The iron lung is a negative pressure machine which
surrounds the patient's body except for the head, and alternates a negative
atmospheric pressure with the ambient one, resulting in rhythmic expansion of
the chest cage (and thus inhalation) in response to the negative extra thoracic
pressure. During periods of ambient extrathoracic pressure, the lungs deflate.
Humans, like most animals, breathe by negative pressure
breathing: the rib cage expands and the diaphragm contracts, expanding the
chest cavity. This causes the pressure in the chest cavity to decrease, and the
lungs expand to fill the space. This, in turn, causes the pressure of the air
inside the lungs to decrease (it becomes negative, relative to the atmosphere),
and air flows into the lungs from the atmosphere: inhalation. When the
diaphragm relaxes, the reverse happens and the person exhales. If a person
loses part or all of the ability to control the muscles involved, breathing
becomes difficult or impossible.
The person using the iron lung is placed into the central
chamber, a cylindrical steel drum. A door allowing the head and neck to remain
free is then closed, forming a sealed, air-tight compartment enclosing the rest
of the person's body. Pumps that control airflow periodically decrease and
increase the air pressure within the chamber, and particularly, on the chest.
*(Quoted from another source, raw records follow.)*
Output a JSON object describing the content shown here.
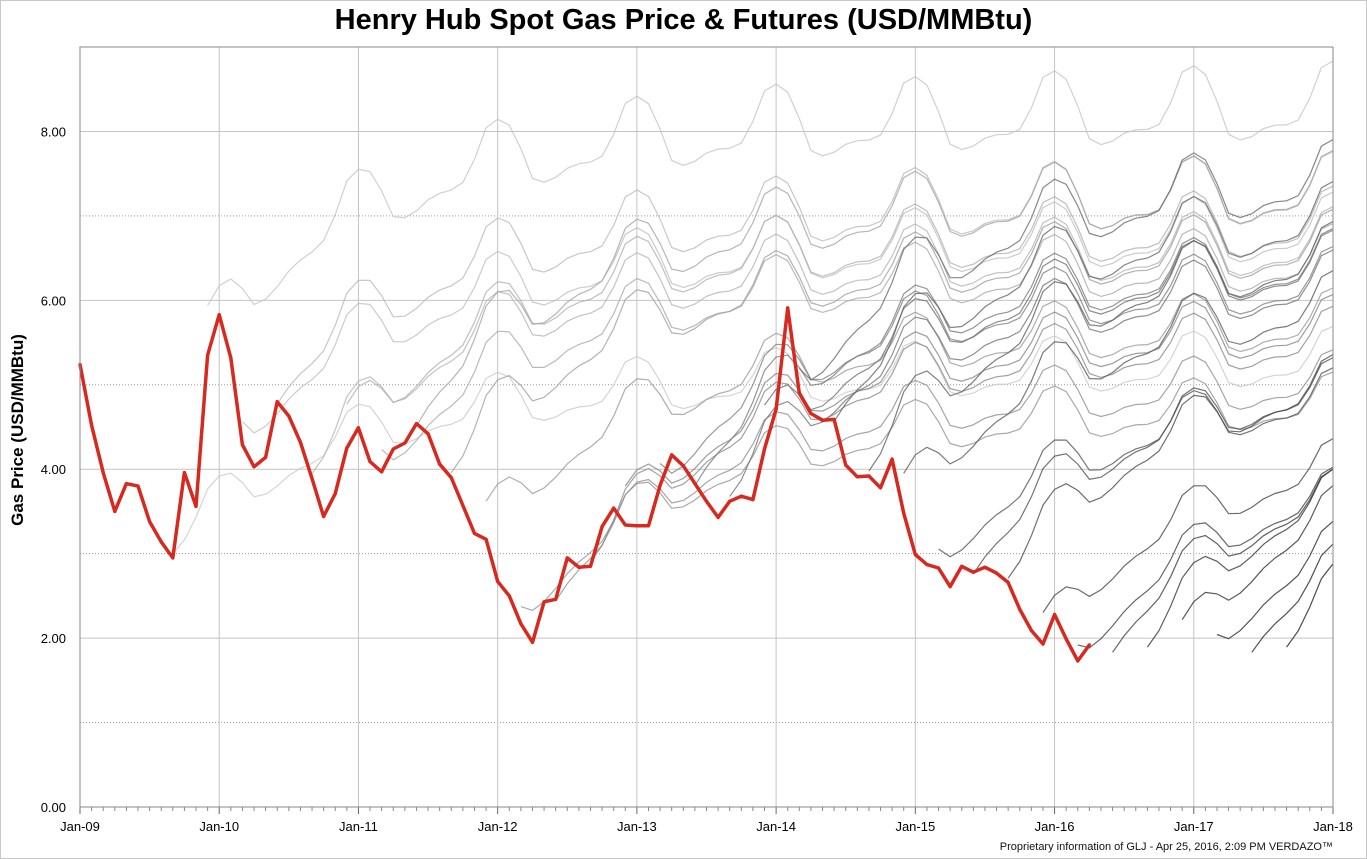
{
  "chart_data": {
    "type": "line",
    "title": "Henry Hub Spot Gas Price & Futures (USD/MMBtu)",
    "xlabel": "",
    "ylabel": "Gas Price (USD/MMBtu)",
    "ylim": [
      0,
      9
    ],
    "xlim": [
      "2009-01",
      "2018-01"
    ],
    "y_ticks": [
      "0.00",
      "2.00",
      "4.00",
      "6.00",
      "8.00"
    ],
    "y_minor_gridlines": [
      1,
      3,
      5,
      7
    ],
    "x_ticks": [
      "Jan-09",
      "Jan-10",
      "Jan-11",
      "Jan-12",
      "Jan-13",
      "Jan-14",
      "Jan-15",
      "Jan-16",
      "Jan-17",
      "Jan-18"
    ],
    "grid": true,
    "series": [
      {
        "name": "",
        "color": "#d62a20",
        "x": [
          "2009-01",
          "2009-02",
          "2009-03",
          "2009-04",
          "2009-05",
          "2009-06",
          "2009-07",
          "2009-08",
          "2009-09",
          "2009-10",
          "2009-11",
          "2009-12",
          "2010-01",
          "2010-02",
          "2010-03",
          "2010-04",
          "2010-05",
          "2010-06",
          "2010-07",
          "2010-08",
          "2010-09",
          "2010-10",
          "2010-11",
          "2010-12",
          "2011-01",
          "2011-02",
          "2011-03",
          "2011-04",
          "2011-05",
          "2011-06",
          "2011-07",
          "2011-08",
          "2011-09",
          "2011-10",
          "2011-11",
          "2011-12",
          "2012-01",
          "2012-02",
          "2012-03",
          "2012-04",
          "2012-05",
          "2012-06",
          "2012-07",
          "2012-08",
          "2012-09",
          "2012-10",
          "2012-11",
          "2012-12",
          "2013-01",
          "2013-02",
          "2013-03",
          "2013-04",
          "2013-05",
          "2013-06",
          "2013-07",
          "2013-08",
          "2013-09",
          "2013-10",
          "2013-11",
          "2013-12",
          "2014-01",
          "2014-02",
          "2014-03",
          "2014-04",
          "2014-05",
          "2014-06",
          "2014-07",
          "2014-08",
          "2014-09",
          "2014-10",
          "2014-11",
          "2014-12",
          "2015-01",
          "2015-02",
          "2015-03",
          "2015-04",
          "2015-05",
          "2015-06",
          "2015-07",
          "2015-08",
          "2015-09",
          "2015-10",
          "2015-11",
          "2015-12",
          "2016-01",
          "2016-02",
          "2016-03",
          "2016-04"
        ],
        "values": [
          5.24,
          4.52,
          3.96,
          3.5,
          3.83,
          3.8,
          3.38,
          3.14,
          2.95,
          3.96,
          3.56,
          5.35,
          5.83,
          5.32,
          4.29,
          4.03,
          4.14,
          4.8,
          4.63,
          4.32,
          3.89,
          3.44,
          3.71,
          4.25,
          4.49,
          4.09,
          3.97,
          4.24,
          4.31,
          4.54,
          4.42,
          4.06,
          3.9,
          3.57,
          3.24,
          3.17,
          2.67,
          2.5,
          2.17,
          1.95,
          2.43,
          2.46,
          2.95,
          2.84,
          2.85,
          3.32,
          3.54,
          3.34,
          3.33,
          3.33,
          3.81,
          4.17,
          4.04,
          3.83,
          3.62,
          3.43,
          3.62,
          3.68,
          3.64,
          4.24,
          4.71,
          5.91,
          4.9,
          4.66,
          4.58,
          4.59,
          4.05,
          3.91,
          3.92,
          3.78,
          4.12,
          3.48,
          2.99,
          2.87,
          2.83,
          2.61,
          2.85,
          2.78,
          2.84,
          2.77,
          2.66,
          2.34,
          2.09,
          1.93,
          2.28,
          1.99,
          1.73,
          1.92
        ]
      }
    ]
  },
  "footer": "Proprietary information of GLJ - Apr 25, 2016, 2:09 PM  VERDAZO™"
}
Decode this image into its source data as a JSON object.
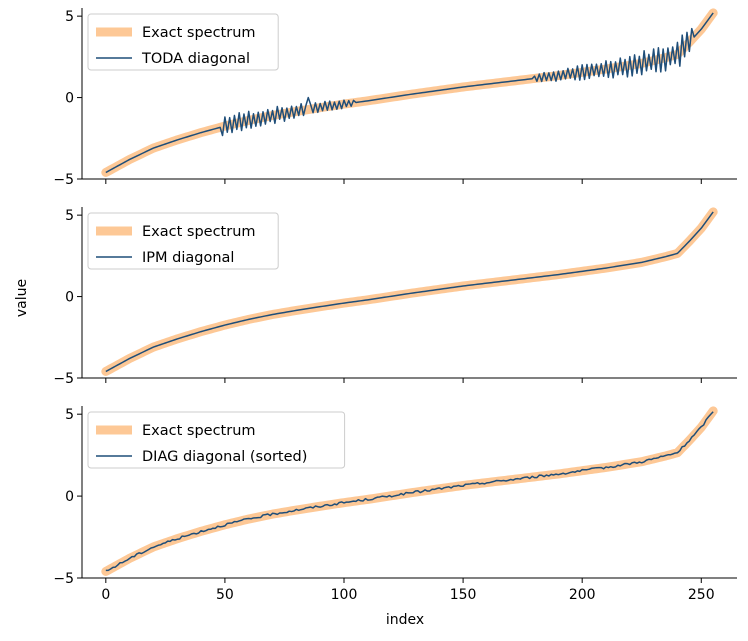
{
  "figure": {
    "xlabel": "index",
    "ylabel": "value"
  },
  "colors": {
    "exact": "#fdc896",
    "approx": "#1f4e79"
  },
  "chart_data": [
    {
      "type": "line",
      "xlim": [
        -10,
        265
      ],
      "ylim": [
        -5,
        5.5
      ],
      "xticks": [
        0,
        50,
        100,
        150,
        200,
        250
      ],
      "yticks": [
        -5,
        0,
        5
      ],
      "grid": false,
      "legend_position": "top-left",
      "series": [
        {
          "name": "Exact spectrum",
          "role": "exact"
        },
        {
          "name": "TODA diagonal",
          "role": "approx",
          "model": "noisy",
          "noise": [
            {
              "from": 49,
              "to": 104,
              "amp_start": 0.7,
              "amp_end": 0.25
            },
            {
              "from": 180,
              "to": 246,
              "amp_start": 0.25,
              "amp_end": 1.0
            }
          ],
          "spike": {
            "x": 85,
            "y": 0.0
          }
        }
      ]
    },
    {
      "type": "line",
      "xlim": [
        -10,
        265
      ],
      "ylim": [
        -5,
        5.5
      ],
      "xticks": [
        0,
        50,
        100,
        150,
        200,
        250
      ],
      "yticks": [
        -5,
        0,
        5
      ],
      "grid": false,
      "legend_position": "top-left",
      "series": [
        {
          "name": "Exact spectrum",
          "role": "exact"
        },
        {
          "name": "IPM diagonal",
          "role": "approx",
          "model": "exact"
        }
      ]
    },
    {
      "type": "line",
      "xlim": [
        -10,
        265
      ],
      "ylim": [
        -5,
        5.5
      ],
      "xticks": [
        0,
        50,
        100,
        150,
        200,
        250
      ],
      "xticklabels": [
        "0",
        "50",
        "100",
        "150",
        "200",
        "250"
      ],
      "yticks": [
        -5,
        0,
        5
      ],
      "grid": false,
      "legend_position": "top-left",
      "series": [
        {
          "name": "Exact spectrum",
          "role": "exact"
        },
        {
          "name": "DIAG diagonal (sorted)",
          "role": "approx",
          "model": "jitter",
          "amp": 0.07
        }
      ]
    }
  ],
  "spectrum_knots": [
    [
      0,
      -4.6
    ],
    [
      5,
      -4.2
    ],
    [
      10,
      -3.8
    ],
    [
      15,
      -3.45
    ],
    [
      20,
      -3.1
    ],
    [
      30,
      -2.6
    ],
    [
      40,
      -2.15
    ],
    [
      50,
      -1.75
    ],
    [
      60,
      -1.4
    ],
    [
      70,
      -1.1
    ],
    [
      80,
      -0.85
    ],
    [
      90,
      -0.62
    ],
    [
      100,
      -0.4
    ],
    [
      110,
      -0.2
    ],
    [
      128,
      0.2
    ],
    [
      150,
      0.65
    ],
    [
      170,
      1.0
    ],
    [
      190,
      1.35
    ],
    [
      210,
      1.75
    ],
    [
      225,
      2.1
    ],
    [
      235,
      2.45
    ],
    [
      240,
      2.65
    ],
    [
      245,
      3.4
    ],
    [
      250,
      4.2
    ],
    [
      255,
      5.2
    ]
  ],
  "n_points": 256
}
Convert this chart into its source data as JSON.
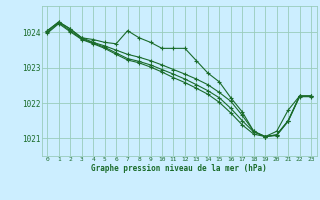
{
  "title": "Graphe pression niveau de la mer (hPa)",
  "bg_color": "#cceeff",
  "grid_color": "#99ccbb",
  "line_color": "#1a6b2a",
  "xlim": [
    -0.5,
    23.5
  ],
  "ylim": [
    1020.5,
    1024.75
  ],
  "yticks": [
    1021,
    1022,
    1023,
    1024
  ],
  "xtick_labels": [
    "0",
    "1",
    "2",
    "3",
    "4",
    "5",
    "6",
    "7",
    "8",
    "9",
    "10",
    "11",
    "12",
    "13",
    "14",
    "15",
    "16",
    "17",
    "18",
    "19",
    "20",
    "21",
    "22",
    "23"
  ],
  "series": [
    [
      1024.05,
      1024.3,
      1024.1,
      1023.85,
      1023.8,
      1023.72,
      1023.68,
      1024.05,
      1023.85,
      1023.72,
      1023.55,
      1023.55,
      1023.55,
      1023.2,
      1022.85,
      1022.6,
      1022.15,
      1021.75,
      1021.2,
      1021.05,
      1021.2,
      1021.8,
      1022.2,
      1022.2
    ],
    [
      1024.05,
      1024.3,
      1024.1,
      1023.85,
      1023.72,
      1023.62,
      1023.5,
      1023.38,
      1023.3,
      1023.2,
      1023.08,
      1022.95,
      1022.82,
      1022.68,
      1022.52,
      1022.3,
      1022.05,
      1021.65,
      1021.2,
      1021.05,
      1021.1,
      1021.5,
      1022.2,
      1022.2
    ],
    [
      1024.0,
      1024.28,
      1024.05,
      1023.82,
      1023.7,
      1023.58,
      1023.42,
      1023.26,
      1023.18,
      1023.08,
      1022.95,
      1022.82,
      1022.68,
      1022.52,
      1022.35,
      1022.15,
      1021.85,
      1021.5,
      1021.18,
      1021.05,
      1021.1,
      1021.5,
      1022.2,
      1022.2
    ],
    [
      1023.98,
      1024.25,
      1024.02,
      1023.8,
      1023.68,
      1023.55,
      1023.38,
      1023.22,
      1023.14,
      1023.02,
      1022.88,
      1022.72,
      1022.58,
      1022.42,
      1022.25,
      1022.02,
      1021.72,
      1021.38,
      1021.12,
      1021.05,
      1021.08,
      1021.48,
      1022.18,
      1022.18
    ]
  ]
}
When the pressure is below that within the lungs, the lungs expand and
atmospheric pressure pushes air from outside the chamber in via the person's
nose and airways to keep the lungs filled; when the pressure goes above that
within the lungs, the reverse occurs, and air is expelled. In this manner, the
iron lung mimics the physiological action of breathing: by periodically
altering intrathoracic pressure, it causes air to flow in and out of the lungs.
The iron lung is a form of non-invasive therapy.